Enfin, oui, il est très direct, c’est un cheval qui montre ses envies, ses humeurs, qui est facile à comprendre ! Son ostéo m’avait déjà fait la remarque !

Pour finir, je dirais que cette communication m’a vraiment impressionnée et convaincue et que je recommande vraiment ce genre d’expérience à tous les propriétaires qui veulent écouter et comprendre leurs chevaux ! Victoria

"J'ai fait appel à Isabelle en janvier 2014 car ma jument était agressive et je voulais comprendre pourquoi elle réagissait comme ça avec moi. Elle me faisait peur, je n'osait plus rentrer dans son box.

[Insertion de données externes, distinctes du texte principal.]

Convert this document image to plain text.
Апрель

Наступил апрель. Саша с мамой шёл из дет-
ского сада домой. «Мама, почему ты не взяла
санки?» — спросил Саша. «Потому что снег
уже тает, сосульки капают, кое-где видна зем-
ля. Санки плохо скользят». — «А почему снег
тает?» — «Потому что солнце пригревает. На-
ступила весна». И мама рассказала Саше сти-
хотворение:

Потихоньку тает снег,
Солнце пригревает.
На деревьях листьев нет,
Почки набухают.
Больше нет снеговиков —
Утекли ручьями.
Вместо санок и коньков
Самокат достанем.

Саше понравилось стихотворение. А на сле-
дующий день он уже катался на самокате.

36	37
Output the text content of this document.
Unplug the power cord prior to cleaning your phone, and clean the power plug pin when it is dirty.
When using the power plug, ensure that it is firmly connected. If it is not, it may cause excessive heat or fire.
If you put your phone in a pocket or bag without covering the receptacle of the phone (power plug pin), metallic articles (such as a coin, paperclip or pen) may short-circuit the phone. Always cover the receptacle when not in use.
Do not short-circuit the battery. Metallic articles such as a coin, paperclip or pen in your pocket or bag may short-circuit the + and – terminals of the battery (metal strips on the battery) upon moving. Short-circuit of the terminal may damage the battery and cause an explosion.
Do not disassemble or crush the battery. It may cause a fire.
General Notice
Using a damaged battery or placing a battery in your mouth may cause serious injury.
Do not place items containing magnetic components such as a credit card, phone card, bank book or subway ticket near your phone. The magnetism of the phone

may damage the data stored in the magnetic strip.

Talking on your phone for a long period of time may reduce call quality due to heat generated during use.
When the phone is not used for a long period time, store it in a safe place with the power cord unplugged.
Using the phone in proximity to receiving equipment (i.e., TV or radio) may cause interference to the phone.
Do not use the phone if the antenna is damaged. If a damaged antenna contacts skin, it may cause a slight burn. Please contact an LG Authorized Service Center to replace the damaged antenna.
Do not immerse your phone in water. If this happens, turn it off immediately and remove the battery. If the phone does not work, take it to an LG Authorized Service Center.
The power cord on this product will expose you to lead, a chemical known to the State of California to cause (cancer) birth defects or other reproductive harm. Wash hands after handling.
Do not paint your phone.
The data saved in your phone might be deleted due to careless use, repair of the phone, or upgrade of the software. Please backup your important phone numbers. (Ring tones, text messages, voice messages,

Isabelle a communiqué avec elle et en fait ma jument souffrait d'être enfermée et regrettait sa vie d'avant où elle pouvait galoper dans son pré avec ses amis.
Après cette CA je l'ai changée d'endroit pour la mettre en pâture avec un autre cheval. Métamorphose complète de la part de Queen.

Elle est devenue une jument très attachante, volontaire et adorable.

Morgane et Queen

Quelques mois après c'est dans le travail que ça n'allait plus trop ( je fais du travail à pied ). J'ai demandé à Isabelle d'à nouveau communiquer avec elle: ma jument trouve que je me focalise trop sur les résultats et non sur l'écoute car elle m'aime mais en a assez que je me concentre sur les résultats et non sur la relation.

J'ai donc changé mes méthodes de travail en me basant sur ce que Queen avait envie de faire et non sur ce que JE voulais.

 

Maintenant, tout a changé, la relation à pied est bel et bien là. Elle me propose des exercices que j'avais envie de lui apprendre mais pas besoin car elle les fait seule.


Je ne serais jamais arrivée à de tels résultats et à une si belle relation sans Isabelle.

Elle m'a vraiment aidée et je lui en suis très reconnaissante car elle su vraiment communiquer avec Queen !

Merci infiniment Isabelle." Morgane

Louise et Adonis

" Adonis est un petit cheval de 4 ans et demi, que j'ai rencontré et acheté il y a maintenant 2 ans. Il était alors débourré mais, vu son âge, j'ai laissé le travail monté un peu en "stand by" jusqu'à ses 3 ans, puis ma mentalité a évolué et j'ai repoussé le redébourrage à ses 4 ans, en juin 2014.

 

Se sont ensuivi alors dès juillet des épisodes de raideur/boiterie intermittentes, plus ou moins prononcées, malgré la venue de l'ostéopathe un mois avant pour une visite de routine avant redébourrage.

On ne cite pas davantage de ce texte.